Вечером мамки и няньки, повитухи и дворцовые дурки суетливо заскрипели дверями и половицами: «Царь приехал…» Воробьиха кинула в свечу крупицу ладана — освежить воздух, и сама юркнула куда-то… Петр вбежал наверх через три ступени. Пахло от него морозом и вином, когда наклонился он над жениной постелью.
— Здравствуй, Дуня… Неужто еще не опросталась? А я думал…
Усмехнулся, — далекий, веселый, круглые глаза — чужие… У Евдокии похолодело в груди. Сказала внятно:
— Рада бы вам угодить… Вижу — всем ждать надоело… Виновата…
Он сморщился, силясь понять — что с ней. Сел, схватясь за скамейку, шпорой царапал коврик…
— У Ромодановского обедал… Ну, сказали, будто бы вот-вот… Думал — началось…
— Умру от родов — узнаете… Люди скажут…
— От этого не помирают… Брось…
Тогда она со всей силой отбросила одеяла и простыни, выставила живот.

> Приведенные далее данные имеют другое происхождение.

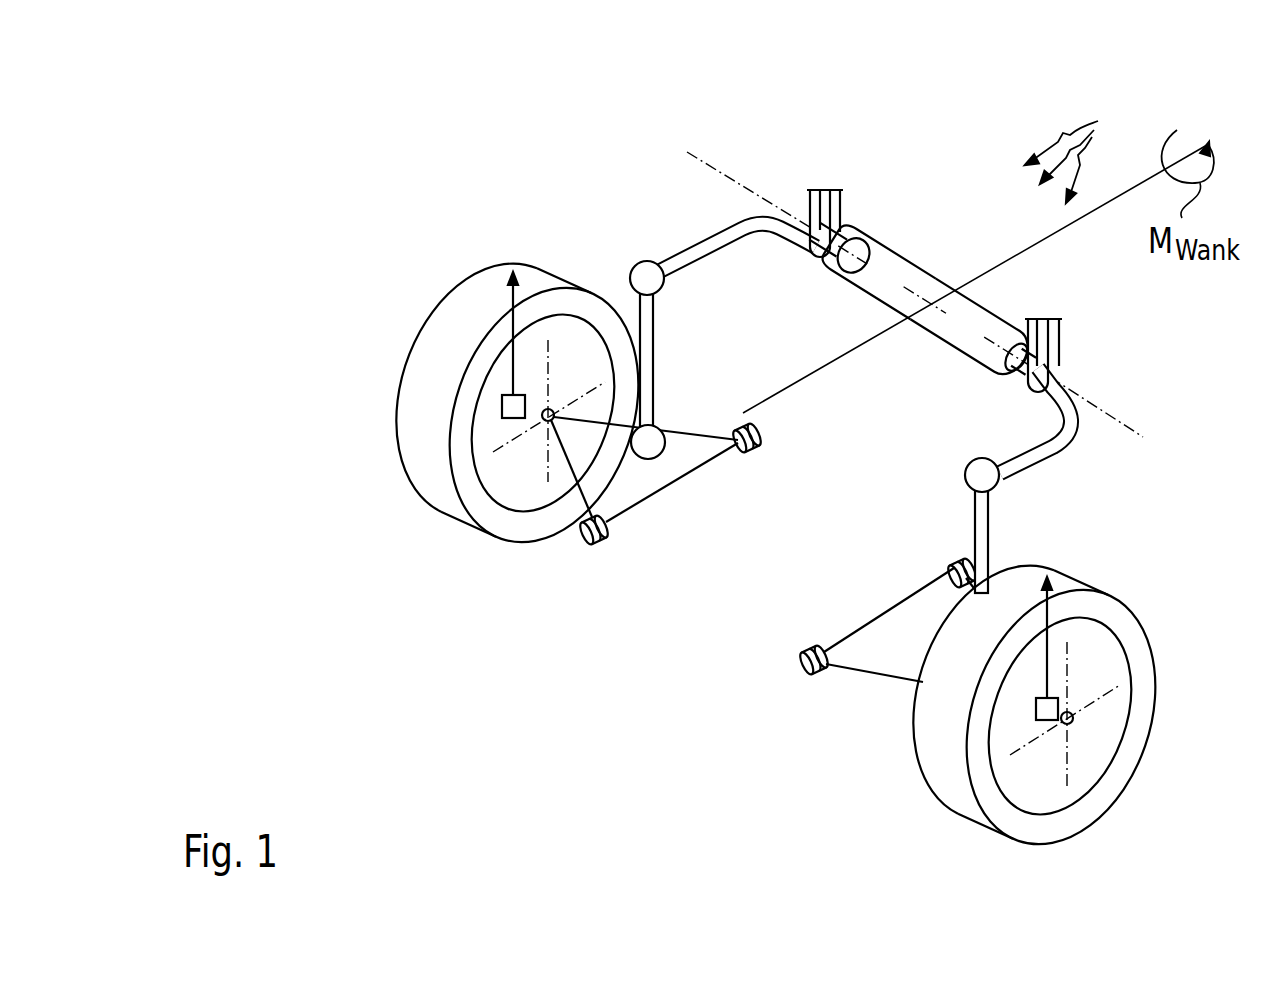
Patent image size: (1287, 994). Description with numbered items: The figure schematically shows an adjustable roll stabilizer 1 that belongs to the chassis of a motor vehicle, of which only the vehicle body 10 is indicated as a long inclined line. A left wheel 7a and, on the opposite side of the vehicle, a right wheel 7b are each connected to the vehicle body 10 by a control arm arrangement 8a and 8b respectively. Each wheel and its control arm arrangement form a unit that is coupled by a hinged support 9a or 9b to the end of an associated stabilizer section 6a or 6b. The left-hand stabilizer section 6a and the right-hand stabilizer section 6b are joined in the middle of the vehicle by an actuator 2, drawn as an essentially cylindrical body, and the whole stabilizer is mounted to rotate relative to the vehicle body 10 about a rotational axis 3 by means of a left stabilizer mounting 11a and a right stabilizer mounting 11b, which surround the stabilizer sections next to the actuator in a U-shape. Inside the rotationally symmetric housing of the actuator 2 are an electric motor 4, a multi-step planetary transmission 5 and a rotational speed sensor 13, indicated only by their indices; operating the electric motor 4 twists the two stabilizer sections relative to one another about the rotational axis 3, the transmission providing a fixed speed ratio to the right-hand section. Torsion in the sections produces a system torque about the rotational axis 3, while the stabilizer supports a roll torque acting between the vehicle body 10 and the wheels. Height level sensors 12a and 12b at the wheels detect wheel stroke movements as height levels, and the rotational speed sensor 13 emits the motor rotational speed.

The adjustable roll stabilizer 1 is at (1071, 151).
The actuator 2 is at (924, 252).
The rotational axis 3 is at (1097, 405).
The electric motor 4 is at (898, 297).
The multi-step planetary transmission 5 is at (979, 344).
The left-hand stabilizer section 6a is at (773, 225).
The right-hand stabilizer section 6b is at (1027, 452).
The left wheel 7a is at (443, 497).
The right wheel 7b is at (1092, 795).
The left control arm arrangement 8a is at (660, 477).
The right control arm arrangement 8b is at (870, 653).
The left hinged support 9a is at (645, 355).
The right hinged support 9b is at (980, 527).
The vehicle body 10 is at (883, 433).
The left stabilizer mounting 11a is at (837, 203).
The right stabilizer mounting 11b is at (1060, 343).
The left height level sensor 12a is at (502, 403).
The right height level sensor 12b is at (1057, 707).
The rotational speed sensor 13 is at (863, 232).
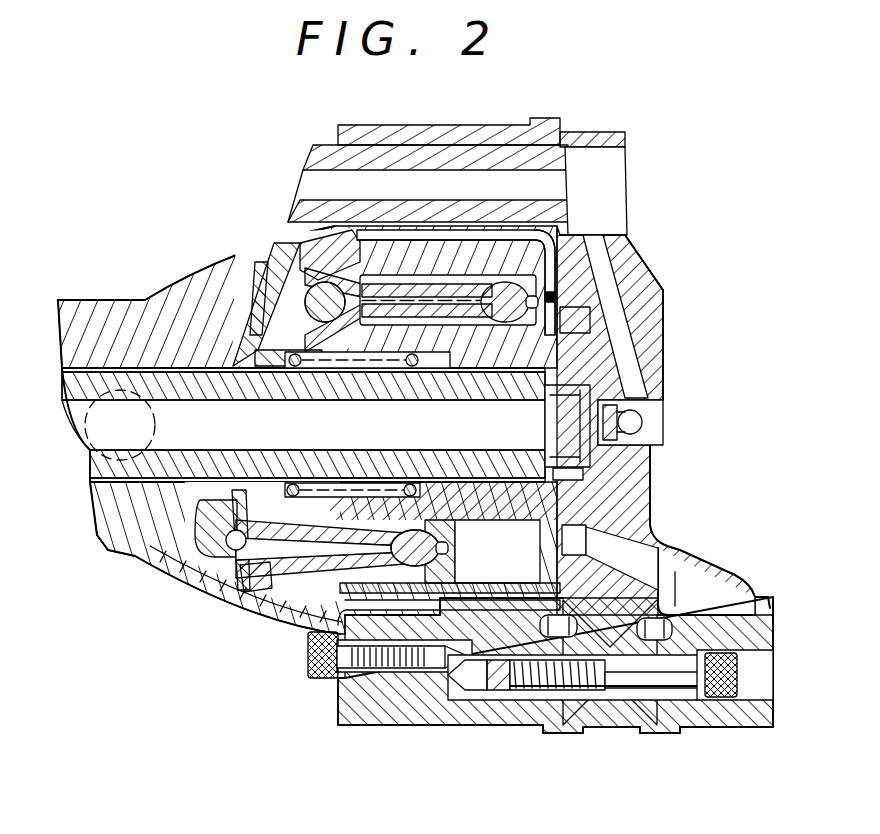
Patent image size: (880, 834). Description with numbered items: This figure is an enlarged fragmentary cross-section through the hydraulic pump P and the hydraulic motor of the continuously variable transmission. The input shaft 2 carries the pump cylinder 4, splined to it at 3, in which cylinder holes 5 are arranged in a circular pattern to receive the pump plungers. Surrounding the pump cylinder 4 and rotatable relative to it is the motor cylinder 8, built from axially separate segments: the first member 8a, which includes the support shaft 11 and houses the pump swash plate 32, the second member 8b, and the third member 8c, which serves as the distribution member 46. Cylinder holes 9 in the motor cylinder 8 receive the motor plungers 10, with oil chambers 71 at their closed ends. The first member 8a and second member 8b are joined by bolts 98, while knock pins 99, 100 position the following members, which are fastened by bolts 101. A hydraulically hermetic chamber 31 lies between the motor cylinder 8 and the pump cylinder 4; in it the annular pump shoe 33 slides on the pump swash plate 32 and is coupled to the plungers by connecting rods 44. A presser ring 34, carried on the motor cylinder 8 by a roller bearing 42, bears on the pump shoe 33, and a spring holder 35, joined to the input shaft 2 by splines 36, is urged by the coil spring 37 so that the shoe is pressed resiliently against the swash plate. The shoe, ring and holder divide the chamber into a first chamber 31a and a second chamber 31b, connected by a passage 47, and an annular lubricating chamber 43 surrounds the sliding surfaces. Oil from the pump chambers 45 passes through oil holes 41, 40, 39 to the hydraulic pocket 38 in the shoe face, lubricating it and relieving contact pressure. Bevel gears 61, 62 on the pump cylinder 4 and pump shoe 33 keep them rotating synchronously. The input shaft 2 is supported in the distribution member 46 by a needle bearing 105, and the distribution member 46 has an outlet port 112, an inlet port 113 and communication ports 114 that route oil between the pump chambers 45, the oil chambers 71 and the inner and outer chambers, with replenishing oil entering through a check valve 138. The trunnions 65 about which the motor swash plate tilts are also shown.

The input shaft 2 is at (90, 470).
The splines 3 is at (478, 446).
The pump cylinder 4 is at (455, 470).
The cylinder holes 5 is at (502, 600).
The motor cylinder 8 is at (388, 722).
The first member 8a is at (222, 255).
The second member 8b is at (392, 130).
The third member 8c is at (588, 730).
The cylinder holes 9 is at (440, 140).
The motor plungers 10 is at (314, 148).
The support shaft 11 is at (88, 302).
The hydraulically hermetic chamber 31 is at (262, 612).
The first chamber 31a is at (252, 318).
The second chamber 31b is at (372, 202).
The pump swash plate 32 is at (268, 268).
The pump shoe 33 is at (195, 530).
The presser ring 34 is at (240, 488).
The spring holder 35 is at (255, 352).
The splines 36 is at (300, 482).
The coil spring 37 is at (410, 435).
The hydraulic pocket 38 is at (202, 496).
The oil hole 39 is at (258, 576).
The oil hole 40 is at (420, 566).
The oil hole 41 is at (448, 548).
The roller bearing 42 is at (182, 590).
The lubricating chamber 43 is at (300, 240).
The connecting rods 44 is at (462, 320).
The pump chambers 45 is at (548, 576).
The distribution member 46 is at (655, 299).
The passage 47 is at (330, 372).
The bevel gear 61 is at (300, 616).
The bevel gear 62 is at (240, 600).
The trunnions 65 is at (85, 430).
The oil chambers 71 is at (593, 183).
The bolts 98 is at (418, 668).
The knock pin 99 is at (578, 604).
The knock pin 100 is at (640, 632).
The bolts 101 is at (608, 690).
The needle bearing 105 is at (560, 480).
The outlet port 112 is at (573, 306).
The inlet port 113 is at (582, 528).
The communication ports 114 is at (630, 275).
The check valve 138 is at (643, 422).
The hydraulic pump P is at (448, 605).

— Вот он, видишь… Мучиться, кричать — мне, не тебе… Не помирают! После всех об этом узнаешь… Смейся, веселись, вино пей… Езди, езди в проклятую слободу… (Он раскрыл рот, уставился.) Перед людьми стыдно, — все уж знают…
— Что все знают?
Он подобрал ноги, — злой, похожий на кота. Ах, теперь ей было все равно… Крикнула:
— Про еретичку твою, немку! Про кабацкую девку! Чем она тебя опоила?
Тогда он побагровел до пота. Отшвырнул скамью. Так стал страшен, что Евдокия невольно подняла руку к лицу. Стоял, антихристовыми глазами уставясь на жену…
— Дура! — только и проговорил. Она всплеснулась, схватилась за голову. Сотряслась беззвучным рыданием. Ребенок мягко, нетерпеливо повернулся в животе. Боль, раздвигающая, тянущая, страшная, непонятной силой опоясала таз…
Услыхав низкий звериный вопль, мамки и няньки, повитухи и дурки вбежали к молодой царице. Она кричала с обезумевшими глазами, безобразно разинув рот… Женщины засуетились… Сняли образа, зажгли лампады. Петр ушел. Когда миновали первые потуги, Воробьиха и повитуха под руки повели Евдокию в жарко натопленную мыльню — рожать.